In a passage from her new memoir that caught widespread attention this week, Planned Parenthood CEO Cecile Richards accused Ivanka Trump and Jared Kushner of offering her what felt like a "bribe" in exchange for federal funding. Richards wrote in her memoir, Making Trouble, that Ivanka and Kushner told Planned Parenthood to stop providing abortions if it wanted to maintain its federal funding. But when it comes to her personal opinions, what is Ivanka Trump's stance on abortion?
Critics have routinely slammed the first daughter for speaking out about women's rights while playing an active role in an administration that seemingly seeks to roll them back. But on the subject of abortion, Ivanka's position has been murky at best — largely because she has remained noticeably silent whenever her father's administration tries to restrict abortion access. For example, when the president signed a global gag rule withholding funding from international groups that provide abortions, Ivanka made no visible attempts to push back.
When her father first took office, liberals wondered whether Ivanka would be their ally on women's rights — on issues like equal pay, paid parental leave, and abortion. But in the little over a year that Trump has been in office, Ivanka has attempted to make her father's administration seem more palatable without actually having any concrete impact on policies pertaining to women's rights.
And before her father even took office, Trump explicitly refused to express her personal views on abortion, saying that they weren't pertinent.
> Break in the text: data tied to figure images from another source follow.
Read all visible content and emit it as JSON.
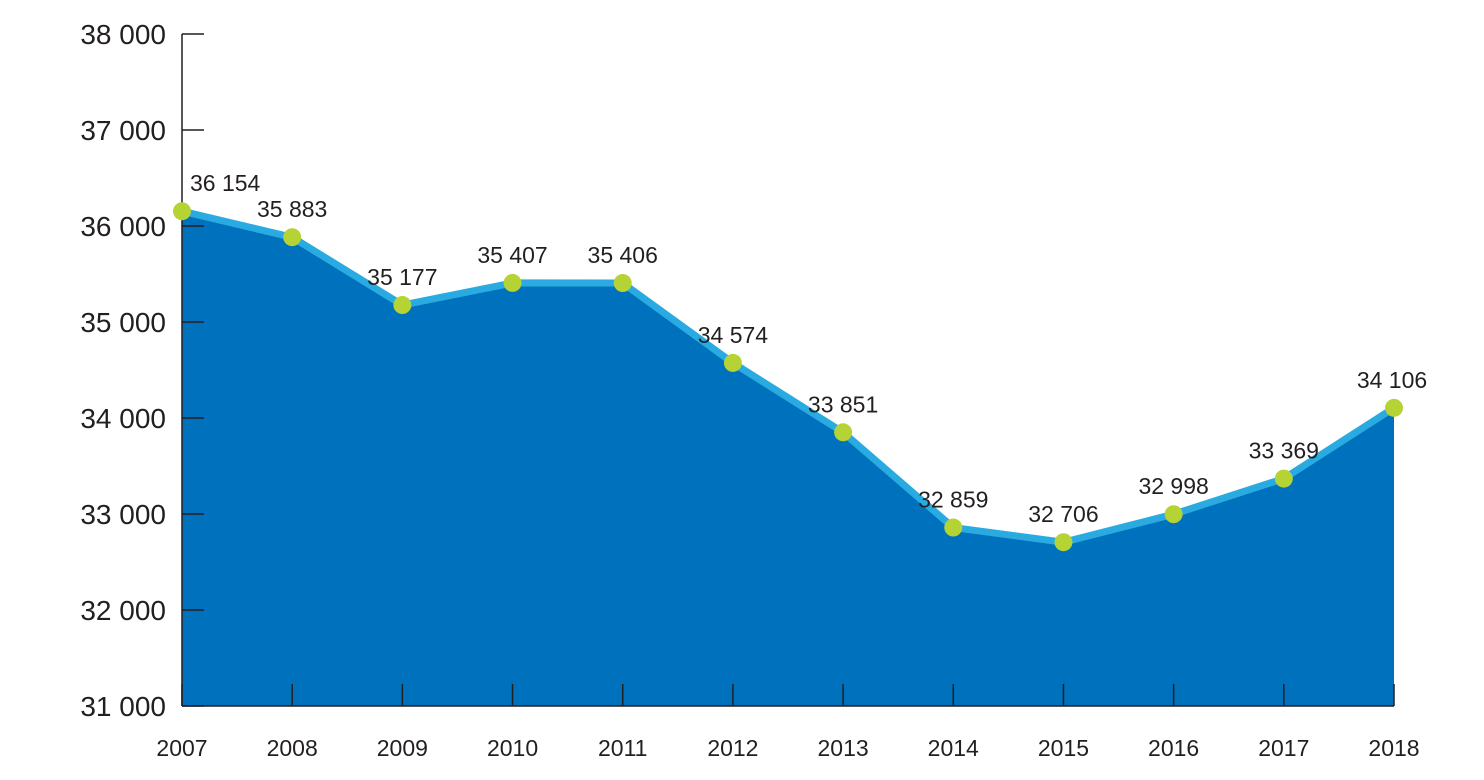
{
  "chart_data": {
    "type": "area",
    "title": "",
    "xlabel": "",
    "ylabel": "",
    "categories": [
      "2007",
      "2008",
      "2009",
      "2010",
      "2011",
      "2012",
      "2013",
      "2014",
      "2015",
      "2016",
      "2017",
      "2018"
    ],
    "values": [
      36154,
      35883,
      35177,
      35407,
      35406,
      34574,
      33851,
      32859,
      32706,
      32998,
      33369,
      34106
    ],
    "data_labels": [
      "36 154",
      "35 883",
      "35 177",
      "35 407",
      "35 406",
      "34 574",
      "33 851",
      "32 859",
      "32 706",
      "32 998",
      "33 369",
      "34 106"
    ],
    "ylim": [
      31000,
      38000
    ],
    "yticks": [
      31000,
      32000,
      33000,
      34000,
      35000,
      36000,
      37000,
      38000
    ],
    "ytick_labels": [
      "31 000",
      "32 000",
      "33 000",
      "34 000",
      "35 000",
      "36 000",
      "37 000",
      "38 000"
    ],
    "grid": false,
    "legend": "none",
    "colors": {
      "area": "#0071bc",
      "line": "#29abe2",
      "marker": "#b5d334",
      "axis": "#231f20"
    }
  }
}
“I don’t express my views on policy, with one exception as it relates to child care and advocating for women,” she said at Fortune's Most Powerful Women Summit in October 2016. It seems that Trump doesn't perceive discussions about abortion as an important part of advocating for women, even though reproductive health care access is an issue that women's rights advocates like Richards have long been outspoken about.
Nonetheless, Trump has previously tried to defend her apparent silence on the issue, arguing that she does not always blindly agree with her father.
“I would say not to conflate lack of public denouncement with silence,” she told CBS News' Gayle King last year. “Where I disagree with my father, he knows it. And I express myself with total candor.”
Perhaps Trump is right to say that her personal stance on abortion is not important, but if that is the case, then she shouldn't position herself as the women's rights champion of the current administration. In some ways, her actions speak for themselves — she and her husband may have attempted to "bribe" Planned Parenthood solely to "deliver a political win" as Richards suggested in her memoir, but the result is the same. They tried to get a reproductive health care organization to stop providing abortions.
This alleged exchange with Richards is also not the only way in which Trump and the Planned Parenthood head clashed on the subject of abortion during their 2017 meeting. Trump's goal for her meeting with Richards was to "seek common ground on the contentious issue of abortion." But during the meeting, Trump reportedly suggested to Richards that Planned Parenthood be divided in two: One large primary branch dedicated to women's health services and a smaller branch providing abortions.
Given this exchange, one thing about Trump's abortion view seems to be clear: In terms of policy, at least, she appears that abortion access is not relevant to women's health or women's rights. She may not want to explicitly indicate whether or not she is pro-choice, but she may not even have to. By insinuating that abortions are not an important of women's health care access — and as a person who is deeply involved in the current administration — she is making it harder for pregnant people to have a choice.